Aren't they also losing money on the marginal inference job?
Indeed, while DeepSeek 3.2 or GLM 4.7 are not Opus 4.5 quality, they are close enough that I could _get by_ because they're not that far off, and are about where I was with Sonnet 3.5 or Sonnet 4 a few months ago.
I'm not convinced DeepSeek is making money hosting these, but it's not that far off from it I suspect. They could triple their prices and still be cheaper than Anthropic is now.
There is a guaranteed cap on how far LLM based AI models can go. Models improve by being trained on better data. LLMs being used to generate millions of lines of sloppy code will substantially dilute the pool of good training data. Developers moving over to AI based development will cease to grow and learn - producing less novel code.
The massive increase in slop code and loss of innovation in code will establish an unavoidable limit on LLMs.
I think most of the progress is training by reinforcement learning on automated assessments of the code produced. So data is not really an issue.
That is a naive assumption.

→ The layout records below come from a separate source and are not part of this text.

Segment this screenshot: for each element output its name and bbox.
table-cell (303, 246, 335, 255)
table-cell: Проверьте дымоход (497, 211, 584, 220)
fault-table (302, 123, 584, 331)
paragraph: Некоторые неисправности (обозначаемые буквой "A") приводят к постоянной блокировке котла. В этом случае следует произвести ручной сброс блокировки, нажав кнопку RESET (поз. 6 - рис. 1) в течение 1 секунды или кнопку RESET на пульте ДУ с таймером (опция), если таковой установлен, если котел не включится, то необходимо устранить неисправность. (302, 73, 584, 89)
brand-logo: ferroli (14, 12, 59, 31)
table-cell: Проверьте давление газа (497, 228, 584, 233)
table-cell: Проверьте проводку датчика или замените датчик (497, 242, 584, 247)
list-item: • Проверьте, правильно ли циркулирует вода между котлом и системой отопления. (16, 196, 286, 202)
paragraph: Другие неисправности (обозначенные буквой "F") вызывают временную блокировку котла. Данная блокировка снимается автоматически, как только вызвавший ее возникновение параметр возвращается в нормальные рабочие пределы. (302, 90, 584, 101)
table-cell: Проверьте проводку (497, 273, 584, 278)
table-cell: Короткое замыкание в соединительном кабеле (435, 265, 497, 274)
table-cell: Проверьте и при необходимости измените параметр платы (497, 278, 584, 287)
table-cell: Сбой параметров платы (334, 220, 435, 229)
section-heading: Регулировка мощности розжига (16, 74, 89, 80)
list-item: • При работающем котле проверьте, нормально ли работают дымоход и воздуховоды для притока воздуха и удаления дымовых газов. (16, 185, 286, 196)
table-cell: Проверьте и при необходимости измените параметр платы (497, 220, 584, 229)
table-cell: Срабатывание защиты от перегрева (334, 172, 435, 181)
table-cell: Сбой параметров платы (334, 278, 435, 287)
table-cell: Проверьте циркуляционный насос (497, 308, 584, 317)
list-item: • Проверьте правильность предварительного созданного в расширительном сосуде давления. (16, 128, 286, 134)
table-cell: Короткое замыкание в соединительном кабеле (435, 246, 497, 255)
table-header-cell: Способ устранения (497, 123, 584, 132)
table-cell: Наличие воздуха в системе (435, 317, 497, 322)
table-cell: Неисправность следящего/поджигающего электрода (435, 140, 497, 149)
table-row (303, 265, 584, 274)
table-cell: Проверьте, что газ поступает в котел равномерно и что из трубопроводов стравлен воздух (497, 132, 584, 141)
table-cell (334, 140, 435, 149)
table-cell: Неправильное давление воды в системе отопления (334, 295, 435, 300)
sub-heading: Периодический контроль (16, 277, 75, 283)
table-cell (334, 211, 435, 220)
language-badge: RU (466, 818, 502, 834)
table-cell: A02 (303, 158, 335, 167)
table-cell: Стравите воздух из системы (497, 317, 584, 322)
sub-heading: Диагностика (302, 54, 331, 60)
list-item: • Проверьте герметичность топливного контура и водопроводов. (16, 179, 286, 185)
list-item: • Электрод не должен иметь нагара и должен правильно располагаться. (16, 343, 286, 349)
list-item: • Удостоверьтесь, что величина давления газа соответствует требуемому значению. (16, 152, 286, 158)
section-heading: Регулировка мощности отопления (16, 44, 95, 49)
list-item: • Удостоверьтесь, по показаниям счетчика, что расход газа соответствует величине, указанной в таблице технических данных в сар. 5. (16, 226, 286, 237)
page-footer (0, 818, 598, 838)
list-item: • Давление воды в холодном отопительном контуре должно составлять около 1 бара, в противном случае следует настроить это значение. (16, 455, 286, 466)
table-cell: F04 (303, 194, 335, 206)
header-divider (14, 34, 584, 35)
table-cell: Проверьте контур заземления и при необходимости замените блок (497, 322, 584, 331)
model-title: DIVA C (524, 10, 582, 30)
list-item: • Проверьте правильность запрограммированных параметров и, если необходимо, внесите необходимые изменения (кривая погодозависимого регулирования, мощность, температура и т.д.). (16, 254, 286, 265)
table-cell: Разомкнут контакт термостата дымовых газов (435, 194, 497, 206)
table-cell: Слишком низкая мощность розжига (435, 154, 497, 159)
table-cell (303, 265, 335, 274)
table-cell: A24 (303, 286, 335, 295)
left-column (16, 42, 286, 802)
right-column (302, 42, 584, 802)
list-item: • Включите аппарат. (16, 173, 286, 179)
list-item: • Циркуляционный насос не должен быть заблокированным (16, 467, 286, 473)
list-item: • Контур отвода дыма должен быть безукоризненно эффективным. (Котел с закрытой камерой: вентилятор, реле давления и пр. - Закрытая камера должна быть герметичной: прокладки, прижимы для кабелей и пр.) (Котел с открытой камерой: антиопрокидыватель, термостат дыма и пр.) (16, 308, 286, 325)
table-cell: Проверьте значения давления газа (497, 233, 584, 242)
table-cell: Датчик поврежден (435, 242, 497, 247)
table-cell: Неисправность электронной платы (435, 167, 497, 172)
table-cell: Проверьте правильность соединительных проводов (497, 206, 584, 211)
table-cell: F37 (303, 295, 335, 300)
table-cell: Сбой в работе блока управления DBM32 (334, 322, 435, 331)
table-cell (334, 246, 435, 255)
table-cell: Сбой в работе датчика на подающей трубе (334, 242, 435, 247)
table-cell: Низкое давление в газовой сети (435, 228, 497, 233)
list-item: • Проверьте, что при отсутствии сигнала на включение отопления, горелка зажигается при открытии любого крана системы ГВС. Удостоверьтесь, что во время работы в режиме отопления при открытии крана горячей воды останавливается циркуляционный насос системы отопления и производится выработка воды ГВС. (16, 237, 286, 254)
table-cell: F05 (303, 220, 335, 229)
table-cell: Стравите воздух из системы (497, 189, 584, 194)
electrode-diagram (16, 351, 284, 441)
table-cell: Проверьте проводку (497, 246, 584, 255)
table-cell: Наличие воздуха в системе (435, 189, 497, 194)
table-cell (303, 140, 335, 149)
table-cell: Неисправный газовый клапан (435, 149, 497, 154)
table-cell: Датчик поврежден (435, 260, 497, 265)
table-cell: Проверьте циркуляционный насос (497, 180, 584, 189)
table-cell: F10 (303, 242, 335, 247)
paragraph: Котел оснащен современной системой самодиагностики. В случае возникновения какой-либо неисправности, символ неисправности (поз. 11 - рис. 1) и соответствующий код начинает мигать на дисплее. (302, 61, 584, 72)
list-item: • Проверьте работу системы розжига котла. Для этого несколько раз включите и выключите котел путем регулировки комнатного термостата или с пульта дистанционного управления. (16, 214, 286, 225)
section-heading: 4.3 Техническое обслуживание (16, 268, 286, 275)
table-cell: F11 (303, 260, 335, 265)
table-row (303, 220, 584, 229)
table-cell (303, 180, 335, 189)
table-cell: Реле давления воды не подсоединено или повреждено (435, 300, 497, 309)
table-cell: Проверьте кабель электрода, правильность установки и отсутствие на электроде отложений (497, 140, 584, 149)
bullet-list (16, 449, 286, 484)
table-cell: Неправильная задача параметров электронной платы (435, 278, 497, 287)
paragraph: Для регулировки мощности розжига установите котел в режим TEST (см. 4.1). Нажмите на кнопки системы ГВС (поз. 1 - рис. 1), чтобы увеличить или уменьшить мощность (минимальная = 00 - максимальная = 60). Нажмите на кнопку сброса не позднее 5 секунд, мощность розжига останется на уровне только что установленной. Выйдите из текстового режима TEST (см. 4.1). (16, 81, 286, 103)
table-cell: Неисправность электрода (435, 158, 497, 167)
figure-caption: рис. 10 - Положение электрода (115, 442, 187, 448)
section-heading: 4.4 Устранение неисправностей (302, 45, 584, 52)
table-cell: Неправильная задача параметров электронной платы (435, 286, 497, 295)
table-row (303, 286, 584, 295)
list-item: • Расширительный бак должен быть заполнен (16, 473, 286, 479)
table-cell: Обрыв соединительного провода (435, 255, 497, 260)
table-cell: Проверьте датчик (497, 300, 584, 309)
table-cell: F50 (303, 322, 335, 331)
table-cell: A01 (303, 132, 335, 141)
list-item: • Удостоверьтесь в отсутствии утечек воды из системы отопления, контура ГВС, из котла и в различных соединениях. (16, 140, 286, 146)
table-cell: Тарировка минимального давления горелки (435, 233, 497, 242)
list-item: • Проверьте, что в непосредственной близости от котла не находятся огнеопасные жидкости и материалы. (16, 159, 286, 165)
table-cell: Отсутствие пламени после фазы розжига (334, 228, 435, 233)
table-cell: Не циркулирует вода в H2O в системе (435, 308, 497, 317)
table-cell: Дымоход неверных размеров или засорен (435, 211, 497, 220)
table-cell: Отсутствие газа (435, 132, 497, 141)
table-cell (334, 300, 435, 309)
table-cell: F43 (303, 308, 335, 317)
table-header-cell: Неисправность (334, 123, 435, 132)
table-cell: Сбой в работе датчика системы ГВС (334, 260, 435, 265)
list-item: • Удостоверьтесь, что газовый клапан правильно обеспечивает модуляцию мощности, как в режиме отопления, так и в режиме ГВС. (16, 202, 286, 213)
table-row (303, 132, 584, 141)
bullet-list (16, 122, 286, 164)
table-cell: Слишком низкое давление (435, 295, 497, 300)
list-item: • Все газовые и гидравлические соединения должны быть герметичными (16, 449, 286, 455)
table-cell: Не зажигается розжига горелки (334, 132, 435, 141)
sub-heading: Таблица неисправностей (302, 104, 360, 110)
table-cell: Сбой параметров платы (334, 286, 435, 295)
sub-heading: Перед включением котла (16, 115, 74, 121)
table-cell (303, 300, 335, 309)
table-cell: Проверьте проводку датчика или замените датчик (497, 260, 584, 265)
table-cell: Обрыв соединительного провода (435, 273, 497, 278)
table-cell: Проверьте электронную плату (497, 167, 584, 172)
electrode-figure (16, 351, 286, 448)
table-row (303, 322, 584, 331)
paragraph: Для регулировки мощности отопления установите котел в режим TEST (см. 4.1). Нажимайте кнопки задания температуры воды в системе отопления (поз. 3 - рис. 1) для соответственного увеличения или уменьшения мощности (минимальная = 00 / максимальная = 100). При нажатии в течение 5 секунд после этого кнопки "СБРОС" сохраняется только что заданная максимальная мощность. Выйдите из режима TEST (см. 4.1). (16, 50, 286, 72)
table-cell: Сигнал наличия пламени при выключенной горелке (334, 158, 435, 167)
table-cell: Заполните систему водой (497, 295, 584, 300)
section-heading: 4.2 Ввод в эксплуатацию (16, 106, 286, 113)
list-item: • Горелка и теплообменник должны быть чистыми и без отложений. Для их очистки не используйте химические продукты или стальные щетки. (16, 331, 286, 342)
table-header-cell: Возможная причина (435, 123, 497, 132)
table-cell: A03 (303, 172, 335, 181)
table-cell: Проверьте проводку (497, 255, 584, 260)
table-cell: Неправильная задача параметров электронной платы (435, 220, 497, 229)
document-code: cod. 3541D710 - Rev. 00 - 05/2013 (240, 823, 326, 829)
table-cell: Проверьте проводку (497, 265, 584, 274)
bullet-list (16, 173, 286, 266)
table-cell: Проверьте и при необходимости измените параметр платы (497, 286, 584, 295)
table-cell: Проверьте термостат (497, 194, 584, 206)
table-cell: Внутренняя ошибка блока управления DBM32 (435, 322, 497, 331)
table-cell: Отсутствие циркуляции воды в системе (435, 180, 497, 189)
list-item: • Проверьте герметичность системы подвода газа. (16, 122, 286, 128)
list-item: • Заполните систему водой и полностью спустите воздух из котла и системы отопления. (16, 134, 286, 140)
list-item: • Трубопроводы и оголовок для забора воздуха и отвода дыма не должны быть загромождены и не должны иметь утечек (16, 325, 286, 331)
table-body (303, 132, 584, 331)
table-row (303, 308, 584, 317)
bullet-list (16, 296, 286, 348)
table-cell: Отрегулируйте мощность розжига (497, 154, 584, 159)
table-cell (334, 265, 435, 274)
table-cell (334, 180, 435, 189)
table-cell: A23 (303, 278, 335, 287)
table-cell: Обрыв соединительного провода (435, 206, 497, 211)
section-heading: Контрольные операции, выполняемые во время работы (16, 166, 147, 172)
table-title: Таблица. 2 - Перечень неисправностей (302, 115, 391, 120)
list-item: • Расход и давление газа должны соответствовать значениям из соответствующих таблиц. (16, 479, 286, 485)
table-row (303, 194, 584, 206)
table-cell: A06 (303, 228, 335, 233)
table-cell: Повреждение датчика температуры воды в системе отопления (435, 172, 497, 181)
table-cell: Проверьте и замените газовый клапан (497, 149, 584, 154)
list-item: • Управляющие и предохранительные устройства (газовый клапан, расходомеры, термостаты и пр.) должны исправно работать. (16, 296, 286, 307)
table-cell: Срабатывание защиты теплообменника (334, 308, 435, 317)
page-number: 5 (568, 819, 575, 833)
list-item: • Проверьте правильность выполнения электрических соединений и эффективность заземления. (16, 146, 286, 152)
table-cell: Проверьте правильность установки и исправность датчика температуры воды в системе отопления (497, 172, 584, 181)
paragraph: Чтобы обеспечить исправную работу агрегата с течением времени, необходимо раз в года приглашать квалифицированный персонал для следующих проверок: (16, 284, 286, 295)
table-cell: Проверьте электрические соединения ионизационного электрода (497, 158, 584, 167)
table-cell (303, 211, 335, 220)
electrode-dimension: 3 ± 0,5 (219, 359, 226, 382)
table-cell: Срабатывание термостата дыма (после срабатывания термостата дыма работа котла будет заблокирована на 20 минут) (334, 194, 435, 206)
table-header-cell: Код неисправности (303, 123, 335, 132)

Or rather multiple naive assumptions: Developers mostly don’t move over to AI development, but integrate it into their workflow. Many of them will stay intellectually curious and thus focus their attention elsewhere; I’m not convinced they will just suddenly all stagnate.
Also, training data isn’t just crawled text from the internet anymore, but also sourced from interactions of millions of developers with coding agents, manually provided sample sessions, deliberately generated code, and more—there is a massive amount of money and research involved here, so that’s another bet I wouldn’t be willing to make.
But they're not just training off code and its use, but off a corpus general human knowledge in written form.
I mean, in general not only do they have all of the crappy PHP code in existence in their corpus but they also have Principia Mathematica, or probably The Art of Computer Programming. And it has become increasingly clear to me that the models have bridged the gap between "autocomplete based on code I've seen" to some sort of distillation of first order logic based on them just reading a lot of language... and some fuzzy attempt at reasoning that came out of it.
Plus the agentic tools driving them are increasingly ruthless at wringing out good results.
That said -- I think there is a natural cap on what they can get at as pure coding machines. They're pretty much there IMHO. The results are usually -- I get what I asked for, almost 100%, and it tends to "just do the right thing."
I think the next step is actually to actually make it scale and make it profitable but also...
fix the tools -- they're not what I want as an engineer. They try to take over, and they don't put me in control, and they create a very difficult review and maintenance problem. Not because they make bad code but because they make code that nobody feels responsible for.